The keynote speaker, Brig. Gen. Loree K. Sutton, director of the Defense Centers for Psychological Health and Traumatic Brain Injury, said it's important that people be kind because everyone is fighting internal battles. She said the center will be a place where veterans and their families can fight those battles.
Families will be able to stay with veterans who are going through rehabilitation. Each of the 20 buildings has two bedrooms, a living room area and laundry and cooking facilities. Each building except two will be named for a veteran who was killed in Iraq and Afghanistan or veterans who had honorable service in the wars. One each will be named for Mr. Brewer and former New England Patriots special teams captain Larry Izzo, who was a major donor and supporter of the project.

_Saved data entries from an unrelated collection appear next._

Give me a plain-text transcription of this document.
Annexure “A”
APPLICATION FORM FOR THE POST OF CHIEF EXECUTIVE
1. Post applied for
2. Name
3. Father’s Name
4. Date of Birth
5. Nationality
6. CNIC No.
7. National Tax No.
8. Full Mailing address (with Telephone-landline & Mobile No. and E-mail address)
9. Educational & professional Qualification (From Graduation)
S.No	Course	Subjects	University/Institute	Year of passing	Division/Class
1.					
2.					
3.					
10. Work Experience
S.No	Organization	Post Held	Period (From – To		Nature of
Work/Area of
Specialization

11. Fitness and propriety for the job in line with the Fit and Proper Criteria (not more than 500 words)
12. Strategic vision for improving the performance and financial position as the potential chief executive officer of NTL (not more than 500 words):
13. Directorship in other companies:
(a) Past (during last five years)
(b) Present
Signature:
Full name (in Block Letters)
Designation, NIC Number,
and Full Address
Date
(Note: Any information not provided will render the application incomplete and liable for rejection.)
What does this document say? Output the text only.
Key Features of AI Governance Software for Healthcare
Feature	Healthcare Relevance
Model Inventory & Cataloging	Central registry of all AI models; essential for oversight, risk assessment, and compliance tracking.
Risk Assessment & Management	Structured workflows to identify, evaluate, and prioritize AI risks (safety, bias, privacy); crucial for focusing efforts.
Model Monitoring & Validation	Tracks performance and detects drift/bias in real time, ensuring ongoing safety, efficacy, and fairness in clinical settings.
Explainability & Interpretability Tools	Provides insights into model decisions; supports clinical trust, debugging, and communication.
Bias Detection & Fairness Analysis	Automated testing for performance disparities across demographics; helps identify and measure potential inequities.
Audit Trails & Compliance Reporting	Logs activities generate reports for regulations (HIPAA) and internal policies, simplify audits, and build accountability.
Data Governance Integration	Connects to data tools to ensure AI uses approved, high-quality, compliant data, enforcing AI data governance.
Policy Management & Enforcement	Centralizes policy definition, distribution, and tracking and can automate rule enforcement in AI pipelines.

Mr. Brewer said the center will offer veterans suffering from traumatic amputations a chance to get their lives back by teaching them such simple things as how to bait a hook or how to change a baby's diaper with one arm.
In keeping with the college's renewable energy initiatives, the buildings are being built to specifications for green buildings and are equipped with geothermal heating and cooling systems and photovoltaic panels for electricity.